Global Englishes and GenAI
DATE
Wednesday 18 Mar 2026
TIME
3 pm
VENUE
Zoom (link sent after registration)
The global spread of English has produced a diverse linguistic landscape in which most users are plurilingual speakers outside traditional Anglophone contexts. This has prompted the development of the Global Englishes (GE) perspective, which challenges standardised native-speaker norms and seeks to recognise the legitimacy of diverse English varieties. Despite this shift, many educational settings continue to privilege particular forms of English, reinforcing linguistic hierarchies and limiting learners’ sense of ownership. The rapid growth of generative artificial intelligence (GenAI) has brought renewed urgency to these concerns, as evidence indicates that GenAI tools often reproduce standard language ideologies and marginalise non-dominant English varieties.
In this talk. the speaker will share a twelve-week intervention study he conducted in a GE course for English majors in Hong Kong. Students critiqued GenAI outputs, evaluated AI voice simulators, and designed GE-oriented chatbots. A mixed-methods design used pre/post questionnaires and interviews.

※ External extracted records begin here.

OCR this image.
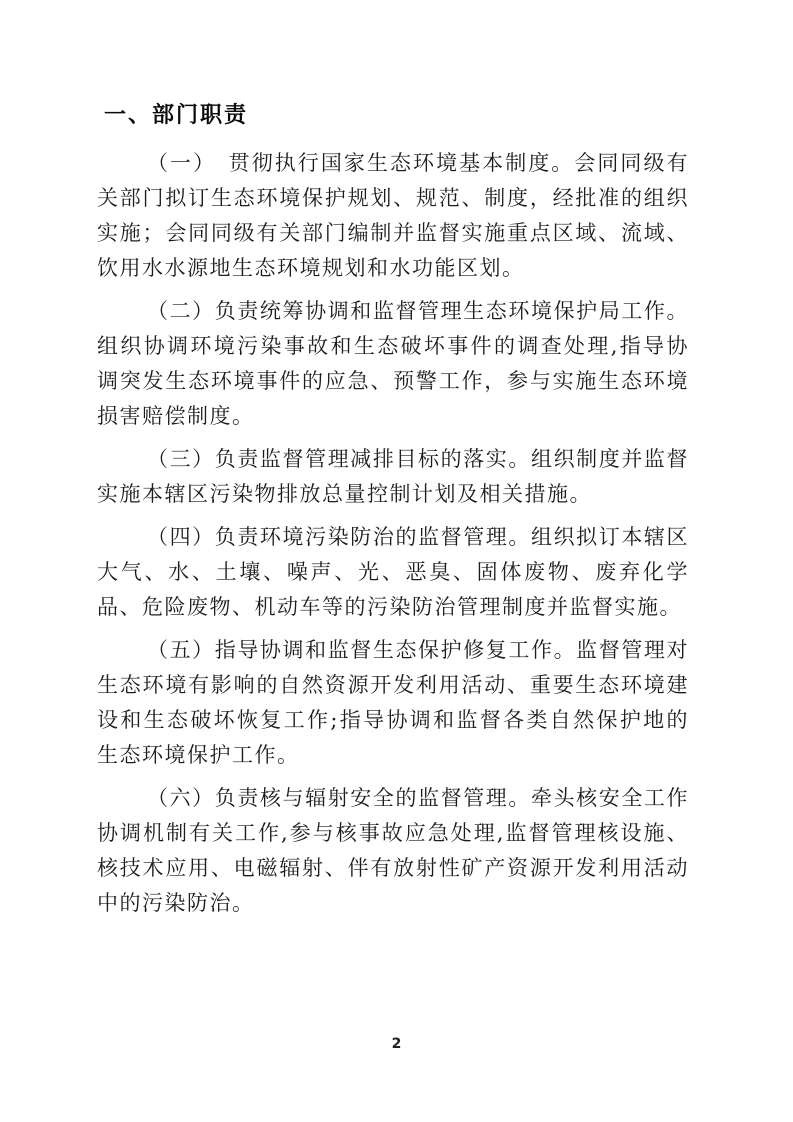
一、部门职责

（一）　贯彻执行国家生态环境基本制度。会同同级有关部门拟订生态环境保护规划、规范、制度，经批准的组织实施；会同同级有关部门编制并监督实施重点区域、流域、饮用水水源地生态环境规划和水功能区划。

（二）负责统筹协调和监督管理生态环境保护局工作。组织协调环境污染事故和生态破坏事件的调查处理,指导协调突发生态环境事件的应急、预警工作，参与实施生态环境损害赔偿制度。

（三）负责监督管理减排目标的落实。组织制度并监督实施本辖区污染物排放总量控制计划及相关措施。

（四）负责环境污染防治的监督管理。组织拟订本辖区大气、水、土壤、噪声、光、恶臭、固体废物、废弃化学品、危险废物、机动车等的污染防治管理制度并监督实施。

（五）指导协调和监督生态保护修复工作。监督管理对生态环境有影响的自然资源开发利用活动、重要生态环境建设和生态破坏恢复工作;指导协调和监督各类自然保护地的生态环境保护工作。

（六）负责核与辐射安全的监督管理。牵头核安全工作协调机制有关工作,参与核事故应急处理,监督管理核设施、核技术应用、电磁辐射、伴有放射性矿产资源开发利用活动中的污染防治。

2
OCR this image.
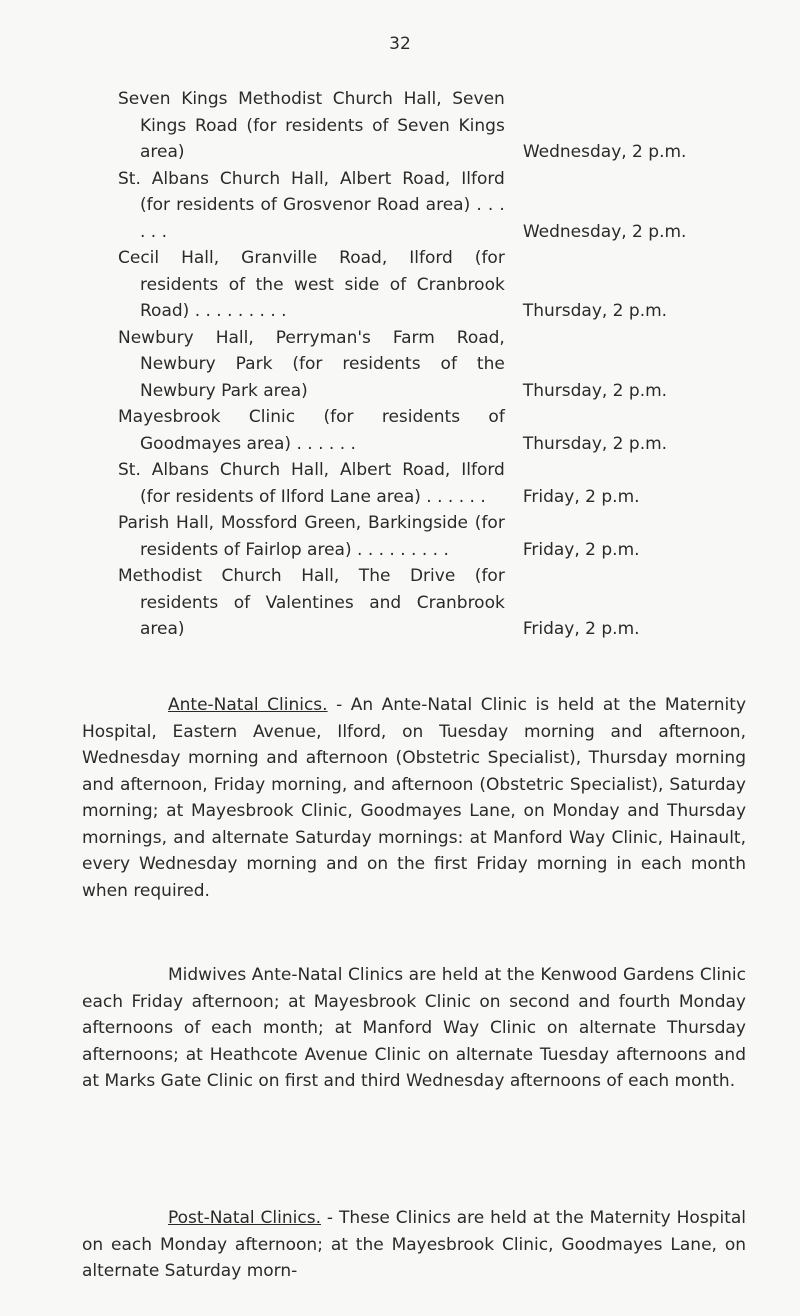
32
Seven Kings Methodist Church Hall, Seven Kings Road (for residents of Seven Kings area)	Wednesday, 2 p.m.
St. Albans Church Hall, Albert Road, Ilford (for residents of Grosvenor Road area) . . . . . .	Wednesday, 2 p.m.
Cecil Hall, Granville Road, Ilford (for residents of the west side of Cranbrook Road) . . . . . . . . .	Thursday, 2 p.m.
Newbury Hall, Perryman's Farm Road, Newbury Park (for residents of the Newbury Park area)	Thursday, 2 p.m.
Mayesbrook Clinic (for residents of Goodmayes area) . . . . . .	Thursday, 2 p.m.
St. Albans Church Hall, Albert Road, Ilford (for residents of Ilford Lane area) . . . . . .	Friday, 2 p.m.
Parish Hall, Mossford Green, Barkingside (for residents of Fairlop area) . . . . . . . . .	Friday, 2 p.m.
Methodist Church Hall, The Drive (for residents of Valentines and Cranbrook area)	Friday, 2 p.m.
Ante-Natal Clinics. - An Ante-Natal Clinic is held at the Maternity Hospital, Eastern Avenue, Ilford, on Tuesday morning and afternoon, Wednesday morning and afternoon (Obstetric Specialist), Thursday morning and afternoon, Friday morning, and afternoon (Obstetric Specialist), Saturday morning; at Mayesbrook Clinic, Goodmayes Lane, on Monday and Thursday mornings, and alternate Saturday mornings: at Manford Way Clinic, Hainault, every Wednesday morning and on the first Friday morning in each month when required.
Midwives Ante-Natal Clinics are held at the Kenwood Gardens Clinic each Friday afternoon; at Mayesbrook Clinic on second and fourth Monday afternoons of each month; at Manford Way Clinic on alternate Thursday afternoons; at Heathcote Avenue Clinic on alternate Tuesday afternoons and at Marks Gate Clinic on first and third Wednesday afternoons of each month.
Post-Natal Clinics. - These Clinics are held at the Maternity Hospital on each Monday afternoon; at the Mayesbrook Clinic, Goodmayes Lane, on alternate Saturday morn-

Quantitative results showed increased recognition of English pluralism, awareness of how norms relate to power, and understanding of GenAI’s role in linguistic hierarchies. Qualitative results revealed deeper reflexivity and more critical views of GenAI’s effects on norms, minoritised voices, and students’ voice, identity, and authenticity. He will argue that GE-informed pedagogy strengthens students’ critical GenAI literacy and prepares future professionals for AI-mediated communication.